With all this enthusiasm, how could I wait? Well, I waited… and the project lost steam. I recycled the glass bottles… I lost focus.
Then, about a month ago I saw neighbor Bob! Immediately my limoncello questions began flowing again (poor Bob). What was his secret ingredient? Were Meyer lemons really better? He reminded me of the importance of using organic, unwaxed fruit. That was easy, I could picture the face of the farmer at the market who would have just such a thing. Next question: How many lemons do I need?
Bob: A lot.
Me: How many is a lot? A box?
Bob: Yes, a box.
Me: A big box?
Bob: Yes, a big box.
Okay, I didn’t want to jinx my momentum with research or intention as I had the time before- it was time for action! I went right to the farmer on Saturday and made my request for “a really big box of Meyer lemons”.
Farmer: How big of a box?
Me: Well… a big one. Maybe the size of this crate here.
Farmer: A case?
Me: A case, yes, of course. A case! I’ll take one of those for next week.
Farmer: [writing diligently] Great! One 25 lb. case coming up!
Me: [to self] 25 lbs!?!
Home from the market searching recipes lead me to this one. This guy spares no detail and has obviously made a lot of limoncello (he has a spreadsheet listing different batches, their variables and outcomes). I like it. If you go to his recipe, you will see it calls for 17 lemons. Seventeen and I have 25 pounds! It turns out that 25 pounds is actually a quadruple recipe, in case you were wondering.
Fortunately reinforcements were on their way in the form of my mother coming to visit. We picked up the lemons (which, thankfully was a smaller box than I had pictured), raided the vodka section at BevMo for 100 proof bottles (eight of them) and went to town washing and drying the fruit. Then… zesting. We took our zesters and lemons outside in the sunshine to sit while zesting chatting away like two old Italian women. We lamented the one sub-standard zester, complained of elbow pain, scrutinized any hint of pith attached to the lemons (apparently the limoncello kiss of death is pith!). Her zests with the microplane were tiny and potently colored, soft with oils. Mine were large, curly and fanciful made with a potato peeler.

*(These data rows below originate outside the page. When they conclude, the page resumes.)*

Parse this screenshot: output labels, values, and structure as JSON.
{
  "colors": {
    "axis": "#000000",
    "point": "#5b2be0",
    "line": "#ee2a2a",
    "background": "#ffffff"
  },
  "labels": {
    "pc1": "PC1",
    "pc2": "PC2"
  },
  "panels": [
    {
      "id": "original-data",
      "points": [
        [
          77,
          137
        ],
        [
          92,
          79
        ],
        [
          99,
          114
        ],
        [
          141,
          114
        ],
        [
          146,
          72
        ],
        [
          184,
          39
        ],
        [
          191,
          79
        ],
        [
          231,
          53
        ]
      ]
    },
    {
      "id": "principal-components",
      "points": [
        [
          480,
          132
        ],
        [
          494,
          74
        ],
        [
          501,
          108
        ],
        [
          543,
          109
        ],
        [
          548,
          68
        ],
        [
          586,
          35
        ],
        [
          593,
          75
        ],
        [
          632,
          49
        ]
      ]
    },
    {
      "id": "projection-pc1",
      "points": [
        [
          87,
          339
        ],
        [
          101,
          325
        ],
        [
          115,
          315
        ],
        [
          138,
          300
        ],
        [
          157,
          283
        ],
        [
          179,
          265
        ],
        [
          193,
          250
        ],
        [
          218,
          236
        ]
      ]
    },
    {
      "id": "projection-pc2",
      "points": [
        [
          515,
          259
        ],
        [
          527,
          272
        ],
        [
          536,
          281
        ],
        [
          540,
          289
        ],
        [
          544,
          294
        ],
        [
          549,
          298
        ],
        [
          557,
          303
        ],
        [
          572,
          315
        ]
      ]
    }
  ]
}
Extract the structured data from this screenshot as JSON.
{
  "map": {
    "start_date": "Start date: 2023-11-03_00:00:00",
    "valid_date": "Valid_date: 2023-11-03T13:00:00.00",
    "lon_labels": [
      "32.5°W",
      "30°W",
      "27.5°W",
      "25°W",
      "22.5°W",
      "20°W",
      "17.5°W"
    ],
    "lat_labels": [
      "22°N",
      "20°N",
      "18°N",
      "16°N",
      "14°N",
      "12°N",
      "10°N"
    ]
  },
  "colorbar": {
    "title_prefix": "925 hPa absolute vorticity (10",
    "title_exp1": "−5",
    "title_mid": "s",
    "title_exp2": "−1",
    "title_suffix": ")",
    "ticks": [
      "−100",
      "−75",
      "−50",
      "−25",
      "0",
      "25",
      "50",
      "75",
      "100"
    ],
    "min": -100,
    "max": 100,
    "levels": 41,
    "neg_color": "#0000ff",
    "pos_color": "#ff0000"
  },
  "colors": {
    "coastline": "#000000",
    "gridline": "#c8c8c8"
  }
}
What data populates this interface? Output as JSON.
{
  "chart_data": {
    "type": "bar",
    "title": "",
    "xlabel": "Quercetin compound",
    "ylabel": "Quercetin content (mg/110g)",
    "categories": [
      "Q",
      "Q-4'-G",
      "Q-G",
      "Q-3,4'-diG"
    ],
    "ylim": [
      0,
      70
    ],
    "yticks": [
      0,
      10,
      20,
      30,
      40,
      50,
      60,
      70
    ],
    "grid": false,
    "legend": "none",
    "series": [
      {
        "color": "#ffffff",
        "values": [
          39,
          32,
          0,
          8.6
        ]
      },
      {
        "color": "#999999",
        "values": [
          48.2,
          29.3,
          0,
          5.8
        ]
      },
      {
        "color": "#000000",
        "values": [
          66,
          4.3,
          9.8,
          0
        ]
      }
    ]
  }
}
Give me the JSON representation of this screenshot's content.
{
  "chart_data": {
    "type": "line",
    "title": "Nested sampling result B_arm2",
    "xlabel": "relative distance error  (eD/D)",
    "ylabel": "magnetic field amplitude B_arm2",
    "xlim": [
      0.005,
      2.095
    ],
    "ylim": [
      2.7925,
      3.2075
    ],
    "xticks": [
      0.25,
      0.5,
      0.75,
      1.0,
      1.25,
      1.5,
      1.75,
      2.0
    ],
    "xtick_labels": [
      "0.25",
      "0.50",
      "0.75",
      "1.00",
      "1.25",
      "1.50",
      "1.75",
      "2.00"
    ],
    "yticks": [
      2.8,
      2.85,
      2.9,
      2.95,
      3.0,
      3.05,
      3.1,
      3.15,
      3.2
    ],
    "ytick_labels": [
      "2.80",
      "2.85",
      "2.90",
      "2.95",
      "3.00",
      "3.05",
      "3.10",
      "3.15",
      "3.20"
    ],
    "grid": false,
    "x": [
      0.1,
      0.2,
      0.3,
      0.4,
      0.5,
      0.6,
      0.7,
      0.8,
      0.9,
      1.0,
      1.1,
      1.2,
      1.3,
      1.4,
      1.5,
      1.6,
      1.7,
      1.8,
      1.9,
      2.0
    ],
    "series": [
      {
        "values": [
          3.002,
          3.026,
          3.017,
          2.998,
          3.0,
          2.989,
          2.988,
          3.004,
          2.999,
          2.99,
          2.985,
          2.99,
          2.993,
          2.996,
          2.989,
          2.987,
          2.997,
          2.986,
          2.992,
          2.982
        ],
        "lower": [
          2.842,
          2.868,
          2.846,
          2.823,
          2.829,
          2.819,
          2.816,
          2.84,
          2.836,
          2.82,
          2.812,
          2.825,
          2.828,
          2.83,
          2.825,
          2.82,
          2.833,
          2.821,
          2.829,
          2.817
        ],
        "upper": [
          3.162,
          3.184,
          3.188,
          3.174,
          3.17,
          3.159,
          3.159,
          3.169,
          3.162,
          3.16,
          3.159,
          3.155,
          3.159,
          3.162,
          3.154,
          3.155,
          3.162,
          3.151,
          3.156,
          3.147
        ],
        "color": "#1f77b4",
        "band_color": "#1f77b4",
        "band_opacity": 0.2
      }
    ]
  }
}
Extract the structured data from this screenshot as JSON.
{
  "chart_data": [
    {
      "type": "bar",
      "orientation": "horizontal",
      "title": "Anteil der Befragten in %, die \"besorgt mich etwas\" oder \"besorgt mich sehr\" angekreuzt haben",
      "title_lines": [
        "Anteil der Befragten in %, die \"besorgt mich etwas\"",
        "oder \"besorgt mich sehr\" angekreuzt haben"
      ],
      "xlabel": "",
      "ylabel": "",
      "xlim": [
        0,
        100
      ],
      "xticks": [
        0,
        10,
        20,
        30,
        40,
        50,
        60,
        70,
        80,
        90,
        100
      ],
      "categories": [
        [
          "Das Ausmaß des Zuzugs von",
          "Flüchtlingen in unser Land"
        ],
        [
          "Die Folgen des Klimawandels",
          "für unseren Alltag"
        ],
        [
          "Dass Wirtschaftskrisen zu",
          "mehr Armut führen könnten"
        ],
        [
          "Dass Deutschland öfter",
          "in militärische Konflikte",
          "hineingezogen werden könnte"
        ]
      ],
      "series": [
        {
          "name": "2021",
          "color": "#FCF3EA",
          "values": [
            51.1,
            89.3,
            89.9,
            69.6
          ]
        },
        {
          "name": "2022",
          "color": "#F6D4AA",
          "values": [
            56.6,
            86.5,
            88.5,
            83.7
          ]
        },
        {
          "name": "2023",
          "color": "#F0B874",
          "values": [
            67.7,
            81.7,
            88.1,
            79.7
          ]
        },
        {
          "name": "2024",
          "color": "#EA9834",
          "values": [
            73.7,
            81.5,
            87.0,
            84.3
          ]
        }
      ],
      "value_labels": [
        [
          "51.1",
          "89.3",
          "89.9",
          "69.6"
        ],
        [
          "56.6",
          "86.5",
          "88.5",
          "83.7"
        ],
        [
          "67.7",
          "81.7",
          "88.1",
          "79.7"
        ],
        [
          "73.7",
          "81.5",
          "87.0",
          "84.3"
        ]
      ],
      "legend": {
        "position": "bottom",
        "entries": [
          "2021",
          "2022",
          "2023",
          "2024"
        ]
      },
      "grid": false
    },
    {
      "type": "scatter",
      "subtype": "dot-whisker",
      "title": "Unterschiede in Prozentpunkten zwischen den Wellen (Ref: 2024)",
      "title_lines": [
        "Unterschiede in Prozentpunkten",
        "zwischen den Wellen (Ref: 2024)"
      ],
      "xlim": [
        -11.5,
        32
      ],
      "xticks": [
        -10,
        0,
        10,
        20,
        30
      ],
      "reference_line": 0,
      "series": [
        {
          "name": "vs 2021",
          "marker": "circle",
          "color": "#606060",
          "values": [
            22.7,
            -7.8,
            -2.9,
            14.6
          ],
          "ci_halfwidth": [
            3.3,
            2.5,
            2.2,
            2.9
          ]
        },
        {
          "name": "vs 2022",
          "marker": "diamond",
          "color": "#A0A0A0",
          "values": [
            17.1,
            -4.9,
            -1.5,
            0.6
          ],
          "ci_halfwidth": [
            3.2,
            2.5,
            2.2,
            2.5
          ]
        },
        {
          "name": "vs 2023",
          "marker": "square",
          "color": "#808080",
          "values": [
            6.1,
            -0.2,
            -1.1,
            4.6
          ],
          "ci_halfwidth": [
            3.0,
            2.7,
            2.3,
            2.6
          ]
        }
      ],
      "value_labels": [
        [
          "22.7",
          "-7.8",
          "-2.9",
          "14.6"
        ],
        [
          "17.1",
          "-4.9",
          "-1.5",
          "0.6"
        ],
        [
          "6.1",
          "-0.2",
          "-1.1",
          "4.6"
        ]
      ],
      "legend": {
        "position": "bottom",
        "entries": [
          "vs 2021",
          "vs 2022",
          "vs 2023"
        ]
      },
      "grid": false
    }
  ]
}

We opened the vodka, did some mathematical equations to determine how much zest went into each portion (in the future I will buy one large container to put everything in). Stuffing zest into the mouths of vodka bottles is, in fact, time consuming and messy. So far we only have one variable which was the size of the zest, hers vs. mine but I have some other surprise variables to introduce into the next step.
It’s underway now, the bottles have been capped and put under the stairs awaiting their seasonal transformation. Outside though, I can already feel it happening… zest breaking down and giving its color to the alcohol, motherhood giving way to friendship.

Oh, and if anyone is in need of a few gallons of lemon juice.  Let me know.
Also, some people prefer the spelling lemoncello, any input on authenticity would be appreciated… until I can get the lowdown from neighbor Bob.